Como o jornalismo foi sacrificado no altar da exploração política
Em meio à exploração política, o jornalismo foi sacrificado com a retirada do ar da reportagem que mostrou os caminhões de donativos parados
atualizado
Compartilhar notícia
A exploração política da tragédia no Rio Grande do Sul era inevitável, mas nem por isso deixa de ser repulsiva. A batalha agora se dá naquele território minado das supostas fake news.
O SBT veiculou, na noite de ontem, uma reportagem que mostrava que caminhões com donativos para os gaúchos foram parados nas estradas por fiscais da Agência Nacional de Transportes Terrestres (ANTT) para pesagem, controle de notas fiscais e autuação.
Depois que a reportagem foi ao ar, a rede de militantes bolsonaristas amplificou a história, como se o governo federal estivesse barrando o socorro às vítimas da hecatombe pluviométrica.
Ato contínuo, a rede petista começou a gritar que tudo era fake news, e o governo Lula partiu para a criminalização de quem amplificou a história veiculada pelo SBT e também de oposicionistas mais assertivos sobre a atuação do governo federal no Rio Grande do Sul. E vai usar como munição para o controle das redes sociais, obviamente.
Para completar, a GloboNews, que os bolsonaristas identificam com o petismo, resolveu dizer que era mentira que caminhões de ajuda estavam sendo barrados, e que a origem da fake news era Pablo Marçal, definido como coach, o que deixou o sujeito ainda mais enfurecido.
A gritaria aumentou com a entrada em cena da emissora concorrente do SBT. O termo “Globolixo” voltou aos trending topics do X. A empresa dona de um caminhão que aparece retido na reportagem divulgou nota para negar que os fiscais houvessem barrado o carregamento de donativos.
Na nota, afirma-se que a fiscalização ocorreu, mas que o caminhão não foi autuado e que seguiu para o seu destino, onde entregou os donativos.
Diante do imbróglio, com receio de ser enredado na criminalização do episódio, o SBT retirou a reportagem do ar, como se houvesse fabricado uma fake news.
Indignado, o governador de Santa Catarina, bolsonarista de quatro costados, foi para as redes sociais, ao lado de um funcionário da Defesa Civil, para afirmar que um caminhão com doações do seu estado havia sido autuado pela ANTT por excesso de peso na carga e por evasão.
Era tudo fake news?
Não, não era.
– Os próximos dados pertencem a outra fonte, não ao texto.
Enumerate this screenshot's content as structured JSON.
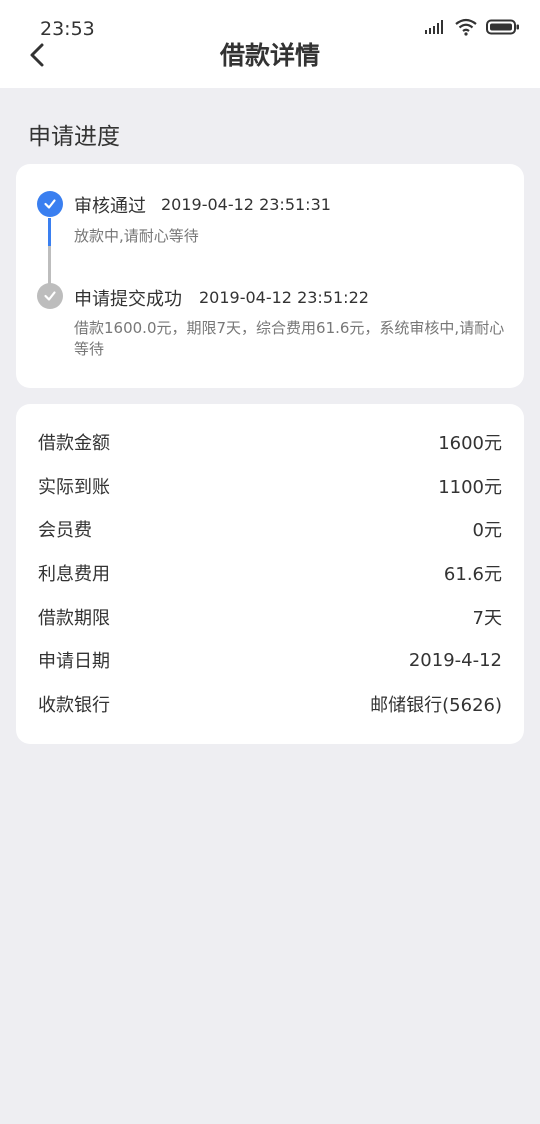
{
  "status_bar": {
    "time": "23:53"
  },
  "header": {
    "title": "借款详情"
  },
  "section": {
    "title": "申请进度"
  },
  "progress": [
    {
      "title": "审核通过",
      "time": "2019-04-12 23:51:31",
      "desc": "放款中,请耐心等待",
      "state": "active"
    },
    {
      "title": "申请提交成功",
      "time": "2019-04-12 23:51:22",
      "desc": "借款1600.0元，期限7天，综合费用61.6元，系统审核中,请耐心等待",
      "state": "done"
    }
  ],
  "details": [
    {
      "label": "借款金额",
      "value": "1600元"
    },
    {
      "label": "实际到账",
      "value": "1100元"
    },
    {
      "label": "会员费",
      "value": "0元"
    },
    {
      "label": "利息费用",
      "value": "61.6元"
    },
    {
      "label": "借款期限",
      "value": "7天"
    },
    {
      "label": "申请日期",
      "value": "2019-4-12"
    },
    {
      "label": "收款银行",
      "value": "邮储银行(5626)"
    }
  ],
  "colors": {
    "accent": "#3a7ff0",
    "inactive": "#bdbdbd",
    "background": "#eeeef2"
  },
  "icons": [
    "back-icon",
    "signal-icon",
    "wifi-icon",
    "battery-icon",
    "check-icon"
  ]
}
Tanto é que a ANTT editou — hoje de manhã — uma portaria para dispensar da fiscalização normal os veículos de transporte de donativos para o Rio Grande do Sul.
Qual é a verdade?
A verdade é que alguns fiscais sem bom senso realmente estavam parando caminhões para fiscalização e autuação. Não houve nenhum caminhão barrado, apenas parado. O número de caminhões parados foi mínimo, muito longe de ser suficiente para prejudicar o fluxo de donativos.
O que houve?
O que houve foi que os bolsonaristas saíram gritando que um papel queimado era incêndio, os petistas berraram de volta que não havia nem papel queimando — e o governo federal está se aproveitando do fato para tentar colocar na fogueira a liberdade de expressão.
No altar da exploração política, o jornalismo foi sacrificado com a retirada do ar da reportagem do SBT que mostrou a realidade e, assim, prestou um serviço público. Não era fake news. O que faltou na reportagem foi editor que soubesse a diferença entre barrar e parar.